There is a lot to respond to in Morozov's ideas (last time I checked, almost 400 Slate readers had left comments), but what I am particularly struck by in his article — and how he elaborated on his ideas when interviewed — isn't his paternalism or his flirtation with censorship, but rather this: his avoidance of education's role. Call me naïve (you wouldn't be the first), but the real way to address junk science and conspiracy theories is to teach critical thinking.  Do not wait to teach such skills to the select few young adults who find themselves in university, but start the process in kindergarten. My five-and-a-half year-old is bombarded by junk messages all of the time, and she and I regularly deconstruct them.  What is that advertisement for?
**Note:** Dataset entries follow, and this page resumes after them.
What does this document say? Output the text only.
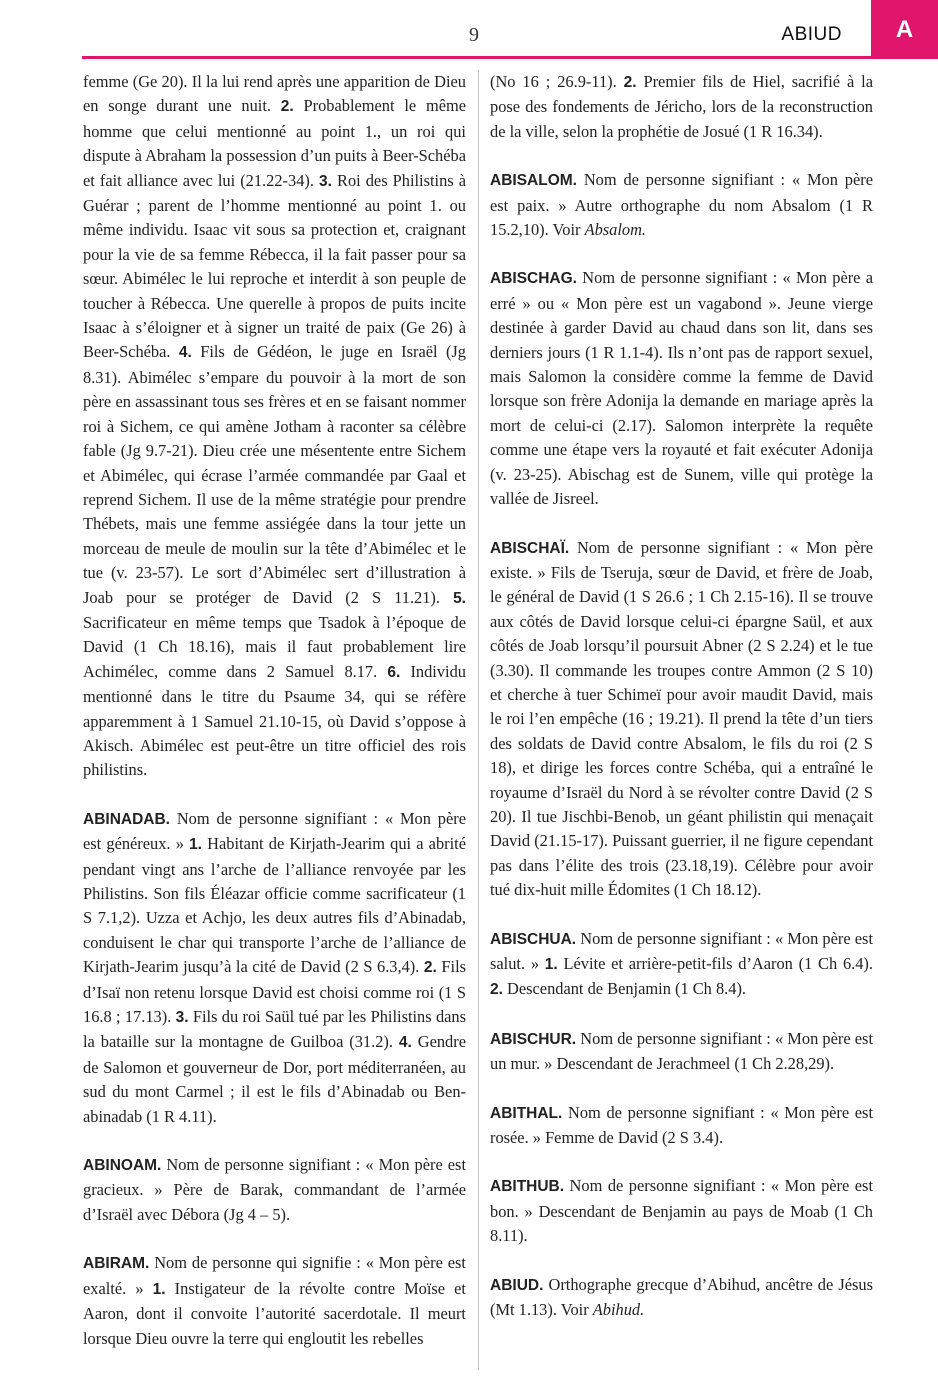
9	ABIUD	A

femme (Ge 20). Il la lui rend après une apparition de Dieu en songe durant une nuit. 2. Probablement le même homme que celui mentionné au point 1., un roi qui dispute à Abraham la possession d’un puits à Beer-Schéba et fait alliance avec lui (21.22-34). 3. Roi des Philistins à Guérar ; parent de l’homme mentionné au point 1. ou même individu. Isaac vit sous sa protection et, craignant pour la vie de sa femme Rébecca, il la fait passer pour sa sœur. Abimélec le lui reproche et interdit à son peuple de toucher à Rébecca. Une querelle à propos de puits incite Isaac à s’éloigner et à signer un traité de paix (Ge 26) à Beer-Schéba. 4. Fils de Gédéon, le juge en Israël (Jg 8.31). Abimélec s’empare du pouvoir à la mort de son père en assassinant tous ses frères et en se faisant nommer roi à Sichem, ce qui amène Jotham à raconter sa célèbre fable (Jg 9.7-21). Dieu crée une mésentente entre Sichem et Abimélec, qui écrase l’armée commandée par Gaal et reprend Sichem. Il use de la même stratégie pour prendre Thébets, mais une femme assiégée dans la tour jette un morceau de meule de moulin sur la tête d’Abimélec et le tue (v. 23-57). Le sort d’Abimélec sert d’illustration à Joab pour se protéger de David (2 S 11.21). 5. Sacrificateur en même temps que Tsadok à l’époque de David (1 Ch 18.16), mais il faut probablement lire Achimélec, comme dans 2 Samuel 8.17. 6. Individu mentionné dans le titre du Psaume 34, qui se réfère apparemment à 1 Samuel 21.10-15, où David s’oppose à Akisch. Abimélec est peut-être un titre officiel des rois philistins.

ABINADAB. Nom de personne signifiant : « Mon père est généreux. » 1. Habitant de Kirjath-Jearim qui a abrité pendant vingt ans l’arche de l’alliance renvoyée par les Philistins. Son fils Éléazar officie comme sacrificateur (1 S 7.1,2). Uzza et Achjo, les deux autres fils d’Abinadab, conduisent le char qui transporte l’arche de l’alliance de Kirjath-Jearim jusqu’à la cité de David (2 S 6.3,4). 2. Fils d’Isaï non retenu lorsque David est choisi comme roi (1 S 16.8 ; 17.13). 3. Fils du roi Saül tué par les Philistins dans la bataille sur la montagne de Guilboa (31.2). 4. Gendre de Salomon et gouverneur de Dor, port méditerranéen, au sud du mont Carmel ; il est le fils d’Abinadab ou Ben-abinadab (1 R 4.11).

ABINOAM. Nom de personne signifiant : « Mon père est gracieux. » Père de Barak, commandant de l’armée d’Israël avec Débora (Jg 4 – 5).

ABIRAM. Nom de personne qui signifie : « Mon père est exalté. » 1. Instigateur de la révolte contre Moïse et Aaron, dont il convoite l’autorité sacerdotale. Il meurt lorsque Dieu ouvre la terre qui engloutit les rebelles

(No 16 ; 26.9-11). 2. Premier fils de Hiel, sacrifié à la pose des fondements de Jéricho, lors de la reconstruction de la ville, selon la prophétie de Josué (1 R 16.34).

ABISALOM. Nom de personne signifiant : « Mon père est paix. » Autre orthographe du nom Absalom (1 R 15.2,10). Voir Absalom.

ABISCHAG. Nom de personne signifiant : « Mon père a erré » ou « Mon père est un vagabond ». Jeune vierge destinée à garder David au chaud dans son lit, dans ses derniers jours (1 R 1.1-4). Ils n’ont pas de rapport sexuel, mais Salomon la considère comme la femme de David lorsque son frère Adonija la demande en mariage après la mort de celui-ci (2.17). Salomon interprète la requête comme une étape vers la royauté et fait exécuter Adonija (v. 23-25). Abischag est de Sunem, ville qui protège la vallée de Jisreel.

ABISCHAÏ. Nom de personne signifiant : « Mon père existe. » Fils de Tseruja, sœur de David, et frère de Joab, le général de David (1 S 26.6 ; 1 Ch 2.15-16). Il se trouve aux côtés de David lorsque celui-ci épargne Saül, et aux côtés de Joab lorsqu’il poursuit Abner (2 S 2.24) et le tue (3.30). Il commande les troupes contre Ammon (2 S 10) et cherche à tuer Schimeï pour avoir maudit David, mais le roi l’en empêche (16 ; 19.21). Il prend la tête d’un tiers des soldats de David contre Absalom, le fils du roi (2 S 18), et dirige les forces contre Schéba, qui a entraîné le royaume d’Israël du Nord à se révolter contre David (2 S 20). Il tue Jischbi-Benob, un géant philistin qui menaçait David (21.15-17). Puissant guerrier, il ne figure cependant pas dans l’élite des trois (23.18,19). Célèbre pour avoir tué dix-huit mille Édomites (1 Ch 18.12).

ABISCHUA. Nom de personne signifiant : « Mon père est salut. » 1. Lévite et arrière-petit-fils d’Aaron (1 Ch 6.4). 2. Descendant de Benjamin (1 Ch 8.4).

ABISCHUR. Nom de personne signifiant : « Mon père est un mur. » Descendant de Jerachmeel (1 Ch 2.28,29).

ABITHAL. Nom de personne signifiant : « Mon père est rosée. » Femme de David (2 S 3.4).

ABITHUB. Nom de personne signifiant : « Mon père est bon. » Descendant de Benjamin au pays de Moab (1 Ch 8.11).

ABIUD. Orthographe grecque d’Abihud, ancêtre de Jésus (Mt 1.13). Voir Abihud.
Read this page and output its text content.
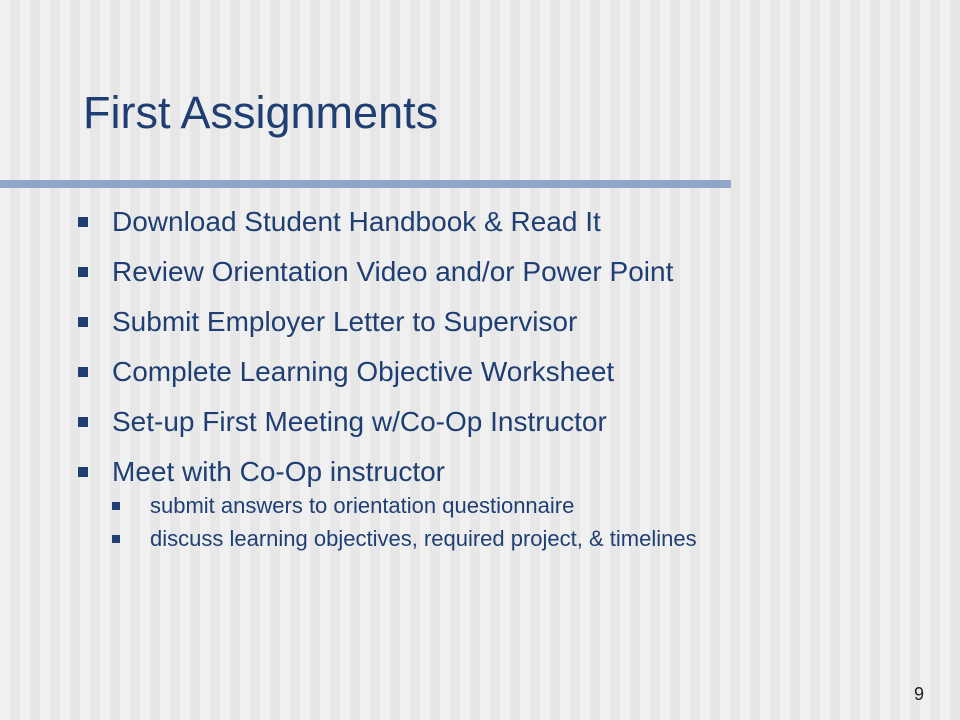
First Assignments
Download Student Handbook & Read It
Review Orientation Video and/or Power Point
Submit Employer Letter to Supervisor
Complete Learning Objective Worksheet
Set-up First Meeting w/Co-Op Instructor
Meet with Co-Op instructor
submit answers to orientation questionnaire
discuss learning objectives, required project, & timelines
9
What is it telling you? Why?

What Morozov is right about, of course, is that there is a battle. But he's wrong about how it should be waged. For example, Morozov points out that the public face of the anti-vaccine movement is celebrity Jenny McCarthy. Apparently she unabashedly offers that she learned about vaccines from "the University of Google" and she likes to share her vaccine knowledge with her almost half-million Twitter followers.

"This is the kind of online influence that Nobel Prize-winning scientists can only dream of," Morozov writes,"Richard Dawkins, perhaps the most famous working scientist, has only 300,000 Twitter followers."

As I look up in the lecture hall these days I see lots of students staring into laptops and phones (often there's a phone and a laptop on the same desk). The real, fundamental fight, therefore, isn't about pitting technology against technology. The battle isn't a "better" search engine versus a "worse" search engine. No, the battle is to encourage critical thinking skills, starting with young children, such that we will learn to know junk when we see it (and maybe even learn that it's O.K. to occasionally turn off our screens and pay attention to information in the un-wired world).

Jennifer Good is an Associate Professor in Communication, Popular Culture and Film at Brock University.